Jumat 07 Nov 2014 16:00 WIB

Zakat Berpotensi Dukung Stabilitas Keuangan Indonesia

Red:

SURABAYA -- Bank Indonesia (BI) menilai zakat dan wakaf berpotensi mendukung stabilitas keuangan Indonesia. Pembangunan ekonomi juga dapat dipercepat jika dua hal tersebut dapat diberdayakan secara baik.

Gubernur BI Agus DW Martowardojo mengatakan, sektor sosial Islam yang mencakup sistem zakat dan wakaf memiliki potensi keuangan sekitar Rp 217 triliun. Oleh karena itu, BI mengedukasi santri di pesantren yang tersebar di 24.206 lembaga pendidikan diniyah dan pondok pesantren. "Terdapat potensi sumber daya manusia yang besar, yaitu para santri yang sedang menuntut ilmu," ujar Agus, di Surabaya, Rabu (5/11).

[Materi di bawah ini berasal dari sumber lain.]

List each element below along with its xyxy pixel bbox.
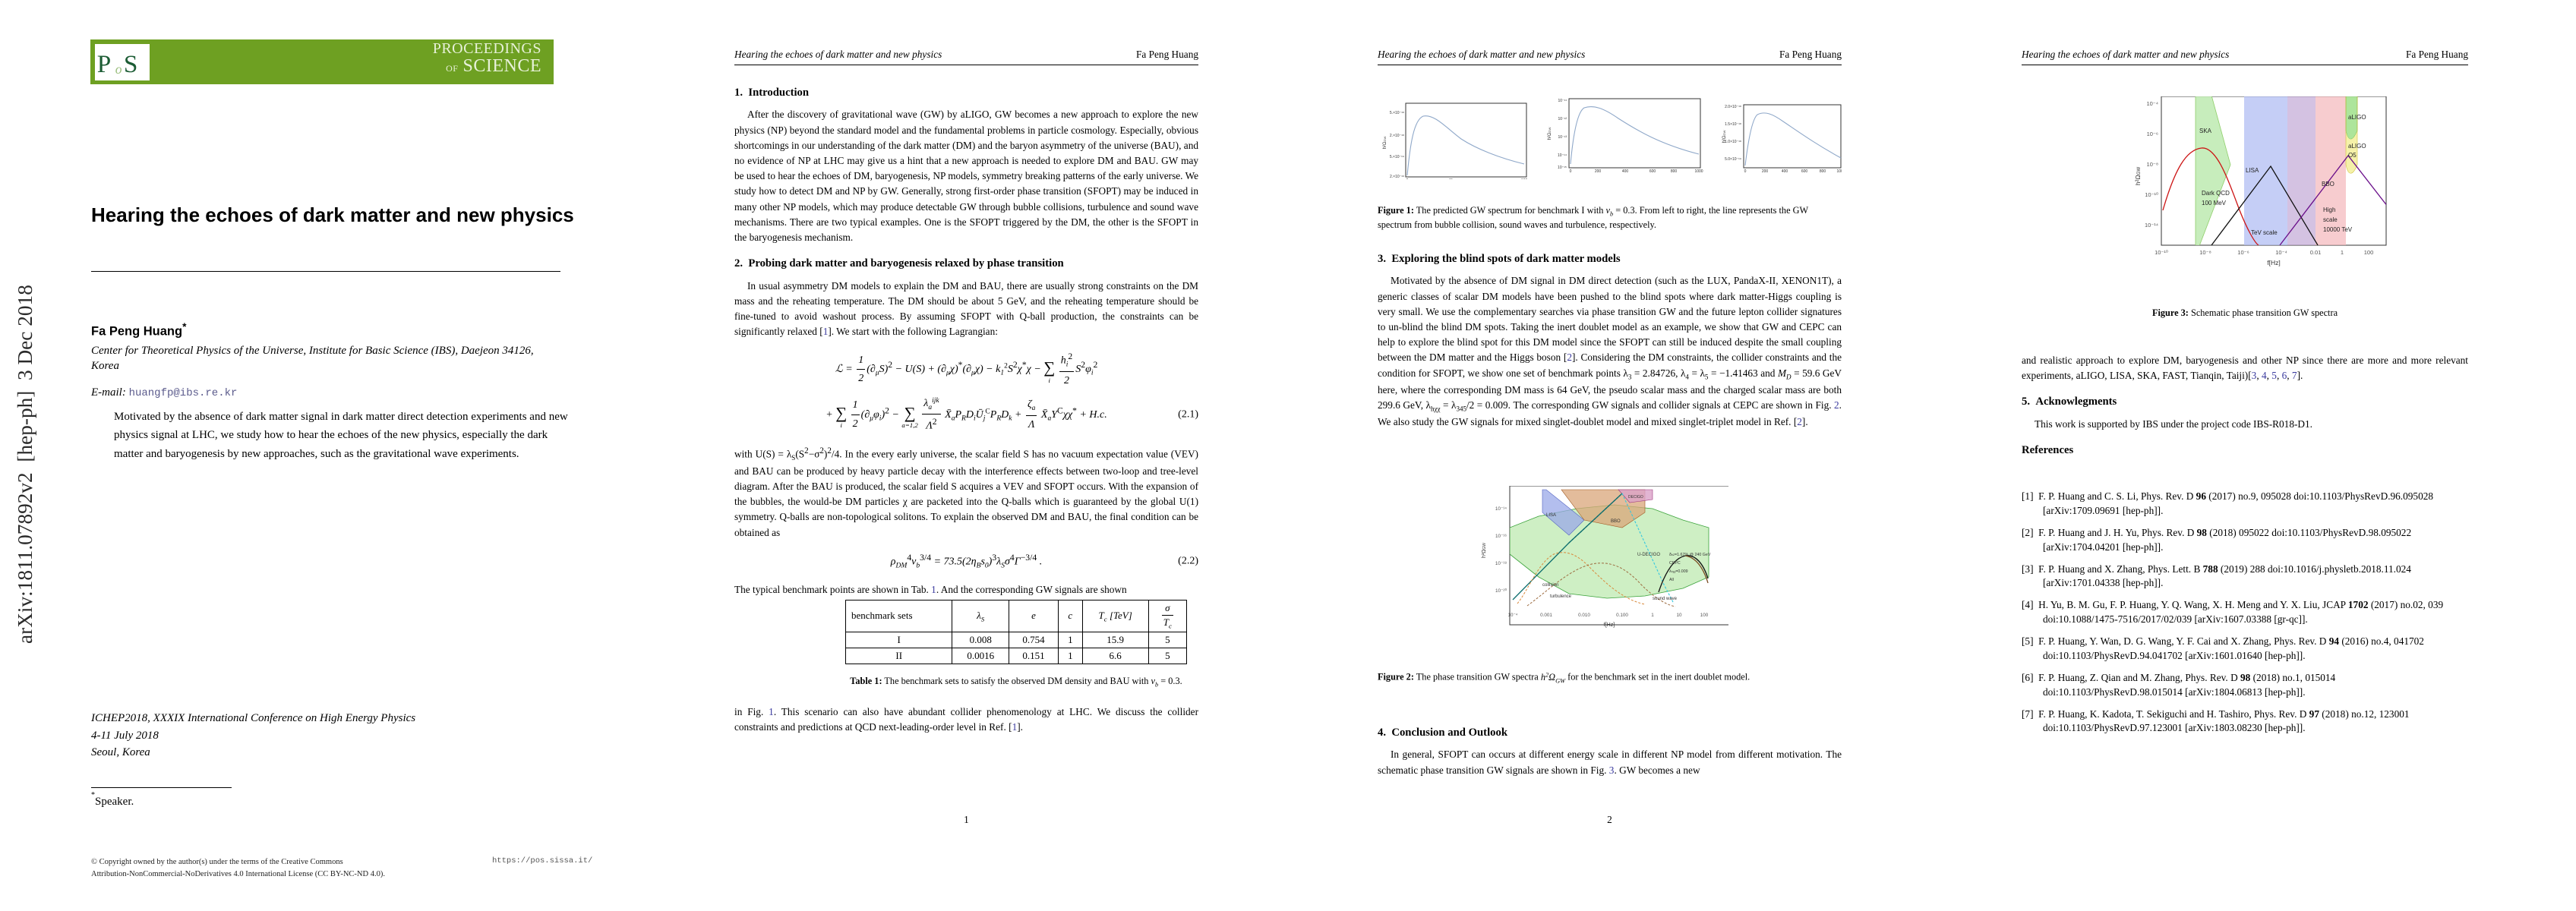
- svg-text:BBO: BBO: [2322, 181, 2334, 188]
- svg-text:h²ΩGW: h²ΩGW: [2134, 167, 2142, 186]
- svg-text:10⁻¹⁴: 10⁻¹⁴: [2145, 222, 2158, 229]
- svg-text:10⁻¹⁰: 10⁻¹⁰: [2145, 191, 2158, 198]
- svg-text:10⁻⁴: 10⁻⁴: [2275, 249, 2287, 256]
- svg-text:100 MeV: 100 MeV: [2202, 200, 2227, 206]
- svg-text:Dark QCD: Dark QCD: [2202, 190, 2230, 197]
- svg-text:TeV scale: TeV scale: [2251, 229, 2278, 236]
- svg-text:10⁻⁶: 10⁻⁶: [2237, 249, 2249, 256]
- svg-text:f[Hz]: f[Hz]: [2267, 259, 2280, 266]
- svg-text:aLIGO: aLIGO: [2348, 143, 2366, 150]
- svg-text:10000 TeV: 10000 TeV: [2323, 226, 2353, 233]
- svg-text:High: High: [2323, 206, 2335, 213]
- svg-text:aLIGO: aLIGO: [2348, 114, 2366, 121]
- svg-text:10⁻⁸: 10⁻⁸: [2147, 161, 2158, 168]
- svg-text:1: 1: [2341, 249, 2344, 256]
- svg-text:SKA: SKA: [2199, 128, 2212, 134]
- svg-text:LISA: LISA: [2246, 167, 2259, 174]
- svg-text:10⁻⁸: 10⁻⁸: [2199, 249, 2211, 256]
- svg-text:O5: O5: [2348, 152, 2357, 159]
- svg-text:10⁻⁴: 10⁻⁴: [2146, 100, 2158, 107]
- svg-text:10⁻¹⁰: 10⁻¹⁰: [2155, 249, 2168, 256]
- svg-text:100: 100: [2364, 249, 2374, 256]
- svg-text:0.01: 0.01: [2310, 249, 2322, 256]
- svg-text:10⁻⁶: 10⁻⁶: [2147, 131, 2158, 137]
- svg-text:scale: scale: [2323, 216, 2338, 223]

Edukasi tersebut merupakan bagian dari kerja sama BI dan Kementerian Agama (Kemenag) yang ditandatangani di Surabaya. Sebagai langkah awal, implementasi kerja sama dilakukan di wilayah Jawa Timur. Pertimbangannya, Jawa Timur memiliki pondok pesantren yang jumlahnya lebih dari 5.000 lembaga serta sejalan dengan rencana pemerintah untuk menjadikan Surabaya sebagai Pusat Pengembangan Ekonomi Syariah Nasional. Di wilayah Jawa Timur juga terdapat potensi zakat yang dapat terkumpul sebesar Rp 15,5 triliun, dari 10.173.400 rumah tangga berdasarkan Survei Ekonomi Nasional pada 2009.

Teken MoU

BI menandatangani nota kesepahaman (MoU) dengan Kementerian Agama (Kemenag). Kerja sama tersebut dilakukan untuk mendukung pengembangan kemandirian ekonomi lembaga pondok pesantren serta peningkatan akses keuangan dan layanan nontunai untuk transaksi keuangan di lingkungan Kementerian Agama.

MoU tersebut ditandatangani oleh Gubernur BI Agus D W  Martowardojo dan Menteri Agama Lukman Hakim Saifuddin di Surabaya pada Rabu (5/11).

Adapun ruang lingkup nota kesepahaman itu meliputi peningkatan kapabilitas dan keterampilan lembaga pondok pesantren melalui pemberian bantuan teknis berupa pelatihan dan pendampingan kelembagaan, pencatatan, dan pengelolaan keuangan serta kemampuan kewirausahaan para santri, peningkatan akses keuangan pada lembaga pondok pesantren melalui kegiatan edukasi, peningkatan penggunaan layanan nontunai untuk transaksi keuangan di lingkungan Kementerian Agama melalui edukasi, dan peran sebagai fasilitator dalam pengembangan proses bisnis.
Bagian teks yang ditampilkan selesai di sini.